“Tidak ada penyakit yang
tidak ada obatnya, yang ada adalah belum ada upaya optimal untuk menemukannya.”
Penyakit atau virus baru
akan terus bermunculan sepanjang sejarah peradaban manusia, meskipun sebetulnya
tidak ada yang benar-benar baru, yang ada adalah perkembangan atau mutasi dari
virus atau penyakit yang telah ada sebelumnya.
Butuh orang-orang seperti
Ibnu Sina, atau di Barat dikenal dengan nama Avicenna, yang punya keseriusan
dan totalitas di dunia medis untuk menemukan penyembuh atau obat/vaksin agar
penyakit dan virus baru tidak menyebabkan punahnya peradaban manusia karena
wabah penyakit.
![]() |
| Ibnu Sina. Foto:Wikipedia |
Ibnu Sina dikenal sebagai
bapak ilmu kedokteran. Di masanya, ia dikenal sebagai pelopor ilmu kedokteran
eksperimental, hal ini berkat sederet penemuan penting di dunia kedokteran,
salah satunya tentang tuberculosis (TBC).
Ibnu Sina juga merupakan
dokter pertama yang mendiagnosa penyakit meningitis, bagian mata, dan katup
jantung, serta temuannya saraf yang terhubung dengan nyeri otot.
Mahakaryanya hingga kini
masih menjadi rujukan dan bahan penelitian bagi pegiat di dunia kedokteran.
Yaitu, buku ensiklopedia filsafat “Kitab al-Shifa” (Buku Penyembuhan) dan “The
Canon of Medicine.”
Dua buku ini menjadi
warisan penting bagi dunia kedokteran di Timur maupun Barat. Bahkan buku “The
Canon of Medicine” atau dalam bahasa Arabnya “Al-Qanun fi Tibb” dianggap
sebagai buku kedokteran eksperimental paling penting dalam sejarah, dan menjadi
“kitab suci” dunia pengobatan Islam dan Eropa hingga abad ke-17.
Buku tersebut dipakai
oleh para dosen kedokteran di Barat untuk memperkenalkan prinsip-prinsip dasar
sains. Di antara isinya tentang teori dan praktik kedokteran seperti ilmu
anatomi, ginekologi, dan pediatri. Ia juga orang yang pertama kali melakukan
uji klinis dan mengenalkan farmakologi klinis.
Ibnu Sina sudah menulis
mengenai penyakit yang sekarang populer semacam kanker, tumor, diabetes dan
efek placebo sampai mengenai bedah tumor. Meski temuan ini pada awalnya sempat
ditolak oleh dunia kedokteran Barat, tapi pada akhirnya sebagian bisa diterima,
terutama setelah ditemukannya mikroskop.
Di bidang psikologi, jauh
sebelum Sigmund Freud, Ibnu Sina sudah menemukan dasar-dasar psikologi modern.

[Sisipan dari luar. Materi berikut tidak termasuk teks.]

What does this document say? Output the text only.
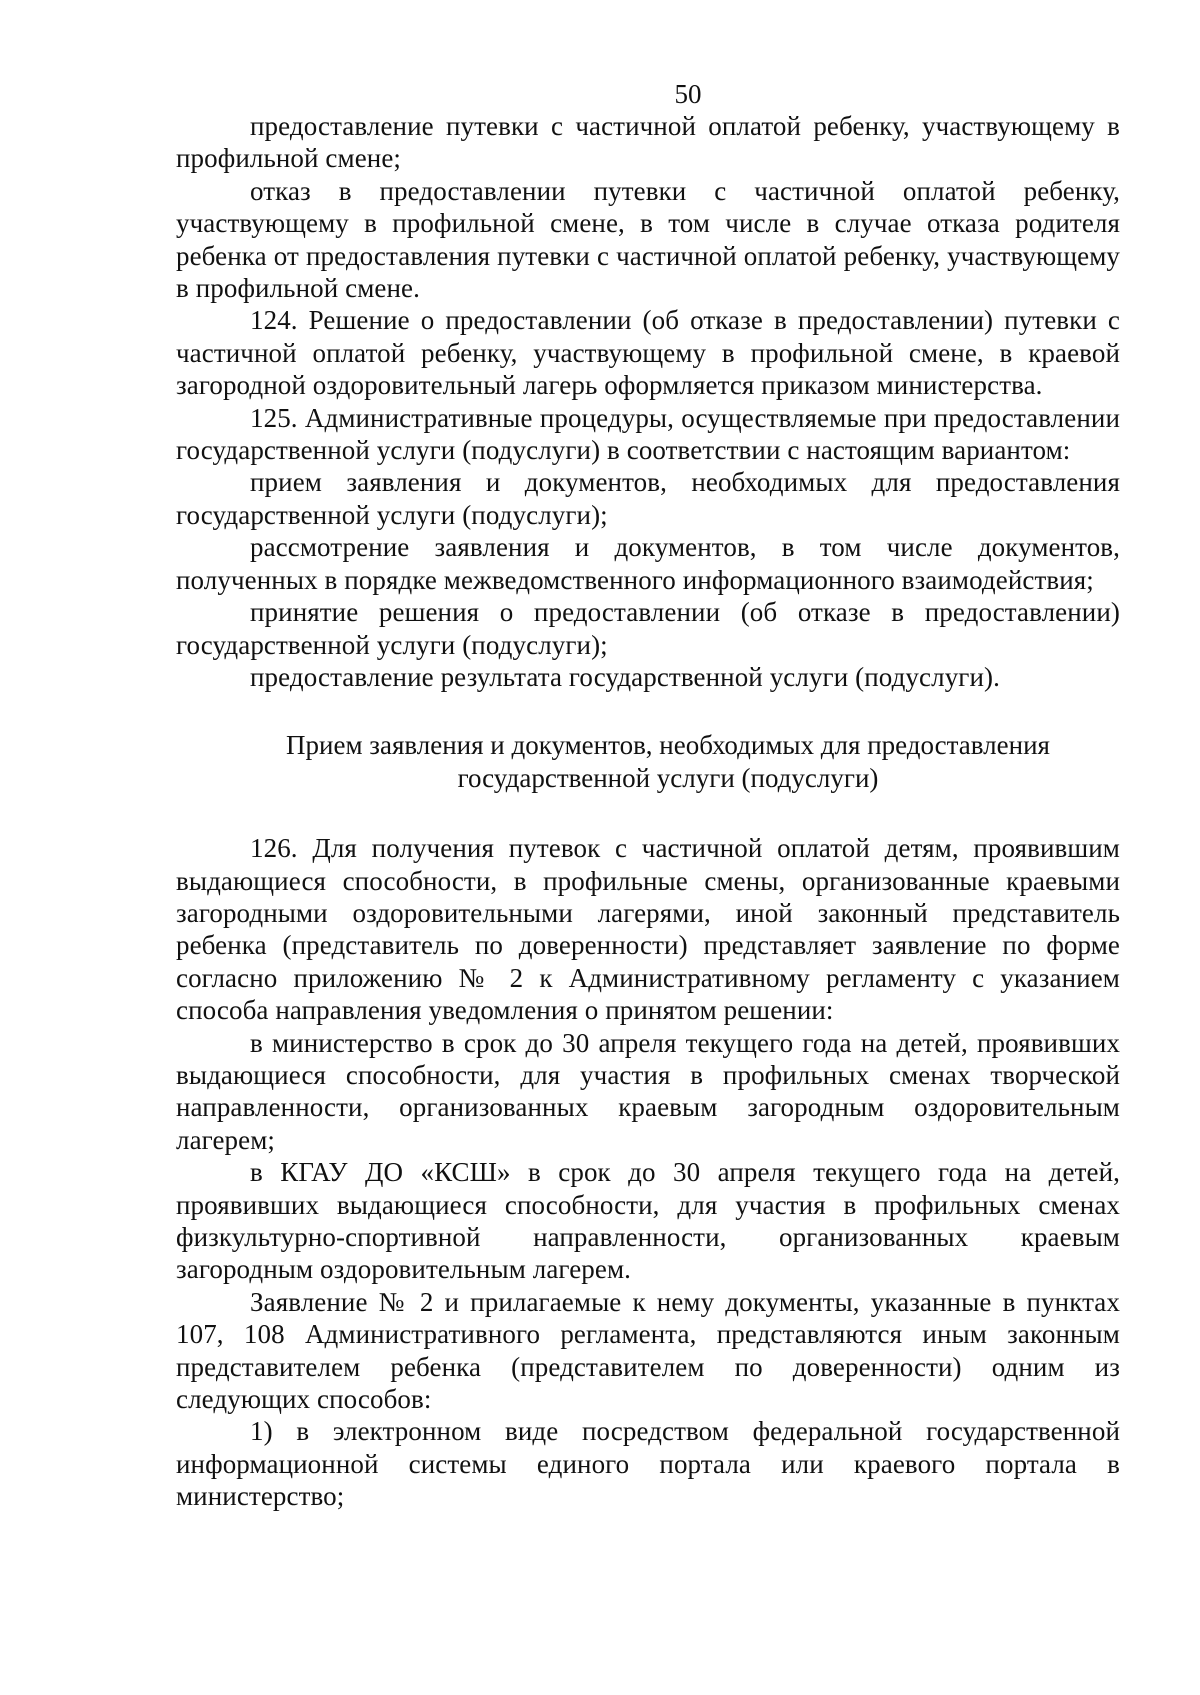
50

предоставление путевки с частичной оплатой ребенку, участвующему в профильной смене;

отказ в предоставлении путевки с частичной оплатой ребенку, участвующему в профильной смене, в том числе в случае отказа родителя ребенка от предоставления путевки с частичной оплатой ребенку, участвующему в профильной смене.

124. Решение о предоставлении (об отказе в предоставлении) путевки с частичной оплатой ребенку, участвующему в профильной смене, в краевой загородной оздоровительный лагерь оформляется приказом министерства.

125. Административные процедуры, осуществляемые при предоставлении государственной услуги (подуслуги) в соответствии с настоящим вариантом:

прием заявления и документов, необходимых для предоставления государственной услуги (подуслуги);

рассмотрение заявления и документов, в том числе документов, полученных в порядке межведомственного информационного взаимодействия;

принятие решения о предоставлении (об отказе в предоставлении) государственной услуги (подуслуги);

предоставление результата государственной услуги (подуслуги).

Прием заявления и документов, необходимых для предоставления
государственной услуги (подуслуги)

126. Для получения путевок с частичной оплатой детям, проявившим выдающиеся способности, в профильные смены, организованные краевыми загородными оздоровительными лагерями, иной законный представитель ребенка (представитель по доверенности) представляет заявление по форме согласно приложению № 2 к Административному регламенту с указанием способа направления уведомления о принятом решении:

в министерство в срок до 30 апреля текущего года на детей, проявивших выдающиеся способности, для участия в профильных сменах творческой направленности, организованных краевым загородным оздоровительным лагерем;

в КГАУ ДО «КСШ» в срок до 30 апреля текущего года на детей, проявивших выдающиеся способности, для участия в профильных сменах физкультурно-спортивной направленности, организованных краевым загородным оздоровительным лагерем.

Заявление № 2 и прилагаемые к нему документы, указанные в пунктах 107, 108 Административного регламента, представляются иным законным представителем ребенка (представителем по доверенности) одним из следующих способов:

1) в электронном виде посредством федеральной государственной информационной системы единого портала или краевого портала в министерство;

Ia mempelopori psikofisiologi, psikosomatik, dan neuropsikiatri, dan temuannya
tersebut dituliskan dalam jurnal. Sejumlah penyakit yang dibahas dalam jurnal
di antaranya tentang halusinasi, insomnia, mania, demensia, dan vertigo.
Dituding
sebagai ateis
Ibnu Sina lahir pada 375
H/984 M di Afshana, tidak jauh dari Bukhara. Ayahnya Abdullah bin Al Hasan
adalah pegawai pemerintahan. Jabatan tersebut memberi kemudahan tersendiri bagi
proses belajar sang anak.
Ketika itu, ayahnya
mendatangkan guru Alquran dan bahasa setiap hari, sehingga di usia 10 tahun
Ibnu Sina sudah mampun menghapal Alquran dan mahir gramatikal Arab.
Meski karyanya diakui
dunia Barat, ia justru dianggap oleh kalangan muslim sebagai ateis karena
menganut Mu’tazilah. Aliran yang menjadi fondasi bagi lahirnya filsafat Islam
dengan tokoh-tokoh seperti Al-Kindi dan Al-Farabi.
Mu’tazilah kurang
diterima sebagian penganut Sunni lantaran beranggapan bahwa akal manusia lebih
baik ketimbang tradisi. Mereka cenderung menafsirkan ayat-ayat Alquran secara
lebih bebas ketimbang kebanyakan muslim lainnya.